贺柠被她这声姐姐恶心得有点厉害,闭着眼睛,不想跟她说话。
“你今天倒是高兴,席烨然现在还在医院躺着呢。”
贺柠看她穿着鹅黄色礼服,差点把她看成一根香喷喷的鸡腿,咽了咽口水,皱眉反驳:“关我什么事?”

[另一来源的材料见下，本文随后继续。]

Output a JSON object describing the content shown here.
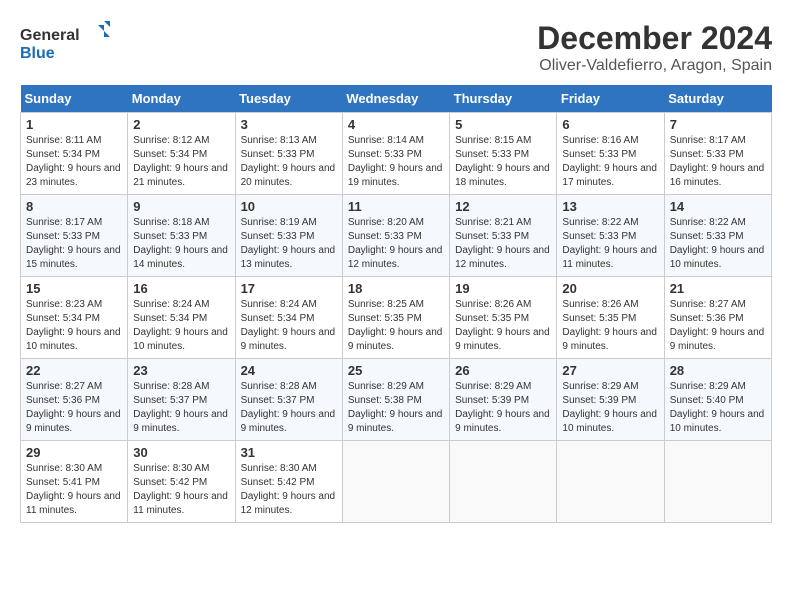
{
  "logo": {
    "text_general": "General",
    "text_blue": "Blue"
  },
  "header": {
    "title": "December 2024",
    "subtitle": "Oliver-Valdefierro, Aragon, Spain"
  },
  "weekdays": [
    "Sunday",
    "Monday",
    "Tuesday",
    "Wednesday",
    "Thursday",
    "Friday",
    "Saturday"
  ],
  "weeks": [
    [
      {
        "day": "1",
        "sunrise": "8:11 AM",
        "sunset": "5:34 PM",
        "daylight": "9 hours and 23 minutes."
      },
      {
        "day": "2",
        "sunrise": "8:12 AM",
        "sunset": "5:34 PM",
        "daylight": "9 hours and 21 minutes."
      },
      {
        "day": "3",
        "sunrise": "8:13 AM",
        "sunset": "5:33 PM",
        "daylight": "9 hours and 20 minutes."
      },
      {
        "day": "4",
        "sunrise": "8:14 AM",
        "sunset": "5:33 PM",
        "daylight": "9 hours and 19 minutes."
      },
      {
        "day": "5",
        "sunrise": "8:15 AM",
        "sunset": "5:33 PM",
        "daylight": "9 hours and 18 minutes."
      },
      {
        "day": "6",
        "sunrise": "8:16 AM",
        "sunset": "5:33 PM",
        "daylight": "9 hours and 17 minutes."
      },
      {
        "day": "7",
        "sunrise": "8:17 AM",
        "sunset": "5:33 PM",
        "daylight": "9 hours and 16 minutes."
      }
    ],
    [
      {
        "day": "8",
        "sunrise": "8:17 AM",
        "sunset": "5:33 PM",
        "daylight": "9 hours and 15 minutes."
      },
      {
        "day": "9",
        "sunrise": "8:18 AM",
        "sunset": "5:33 PM",
        "daylight": "9 hours and 14 minutes."
      },
      {
        "day": "10",
        "sunrise": "8:19 AM",
        "sunset": "5:33 PM",
        "daylight": "9 hours and 13 minutes."
      },
      {
        "day": "11",
        "sunrise": "8:20 AM",
        "sunset": "5:33 PM",
        "daylight": "9 hours and 12 minutes."
      },
      {
        "day": "12",
        "sunrise": "8:21 AM",
        "sunset": "5:33 PM",
        "daylight": "9 hours and 12 minutes."
      },
      {
        "day": "13",
        "sunrise": "8:22 AM",
        "sunset": "5:33 PM",
        "daylight": "9 hours and 11 minutes."
      },
      {
        "day": "14",
        "sunrise": "8:22 AM",
        "sunset": "5:33 PM",
        "daylight": "9 hours and 10 minutes."
      }
    ],
    [
      {
        "day": "15",
        "sunrise": "8:23 AM",
        "sunset": "5:34 PM",
        "daylight": "9 hours and 10 minutes."
      },
      {
        "day": "16",
        "sunrise": "8:24 AM",
        "sunset": "5:34 PM",
        "daylight": "9 hours and 10 minutes."
      },
      {
        "day": "17",
        "sunrise": "8:24 AM",
        "sunset": "5:34 PM",
        "daylight": "9 hours and 9 minutes."
      },
      {
        "day": "18",
        "sunrise": "8:25 AM",
        "sunset": "5:35 PM",
        "daylight": "9 hours and 9 minutes."
      },
      {
        "day": "19",
        "sunrise": "8:26 AM",
        "sunset": "5:35 PM",
        "daylight": "9 hours and 9 minutes."
      },
      {
        "day": "20",
        "sunrise": "8:26 AM",
        "sunset": "5:35 PM",
        "daylight": "9 hours and 9 minutes."
      },
      {
        "day": "21",
        "sunrise": "8:27 AM",
        "sunset": "5:36 PM",
        "daylight": "9 hours and 9 minutes."
      }
    ],
    [
      {
        "day": "22",
        "sunrise": "8:27 AM",
        "sunset": "5:36 PM",
        "daylight": "9 hours and 9 minutes."
      },
      {
        "day": "23",
        "sunrise": "8:28 AM",
        "sunset": "5:37 PM",
        "daylight": "9 hours and 9 minutes."
      },
      {
        "day": "24",
        "sunrise": "8:28 AM",
        "sunset": "5:37 PM",
        "daylight": "9 hours and 9 minutes."
      },
      {
        "day": "25",
        "sunrise": "8:29 AM",
        "sunset": "5:38 PM",
        "daylight": "9 hours and 9 minutes."
      },
      {
        "day": "26",
        "sunrise": "8:29 AM",
        "sunset": "5:39 PM",
        "daylight": "9 hours and 9 minutes."
      },
      {
        "day": "27",
        "sunrise": "8:29 AM",
        "sunset": "5:39 PM",
        "daylight": "9 hours and 10 minutes."
      },
      {
        "day": "28",
        "sunrise": "8:29 AM",
        "sunset": "5:40 PM",
        "daylight": "9 hours and 10 minutes."
      }
    ],
    [
      {
        "day": "29",
        "sunrise": "8:30 AM",
        "sunset": "5:41 PM",
        "daylight": "9 hours and 11 minutes."
      },
      {
        "day": "30",
        "sunrise": "8:30 AM",
        "sunset": "5:42 PM",
        "daylight": "9 hours and 11 minutes."
      },
      {
        "day": "31",
        "sunrise": "8:30 AM",
        "sunset": "5:42 PM",
        "daylight": "9 hours and 12 minutes."
      },
      null,
      null,
      null,
      null
    ]
  ],
  "labels": {
    "sunrise": "Sunrise:",
    "sunset": "Sunset:",
    "daylight": "Daylight:"
  }
}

“当然跟你有关,你要结婚了,他想不通,喝醉酒吃安眠药自杀,好在经纪人及时发现。”
砰的一下,贺柠差点手肘一弯,白色圆桌歪了一下,差点翻倒,酒水撒了出来。
她不是个心硬的人,就算听到陌生人自杀,也不会无动于衷。
心一阵一阵发凉,不知道席烨然到底在想什么。
“你说,我跟原总说说这事儿,他作何感想?”
贺柠反感地站起来,厌憎她捏着别人的痛处,为自己算计的模样:“你滚。”
贺莎正得意呢,哪想到不知道哪里传来一阵“叩叩叩”的叫声。
被锁在屋子里的阿宁自己情急之下学会开门,冲了出来,循着人声,来捣乱了。
正好听到贺柠对贺莎凶,立刻同仇敌忾,冲上去,咬住贺莎的礼服。
阿宁可是怼过牛的九溪观庭一霸,力气特别大,贺莎身上的礼服下摆是薄纱。
鹅嘴一扯,哗啦一声,下摆全部扯掉了,阿宁还不肯罢休,咬着她的内衬,使劲儿往外划拉。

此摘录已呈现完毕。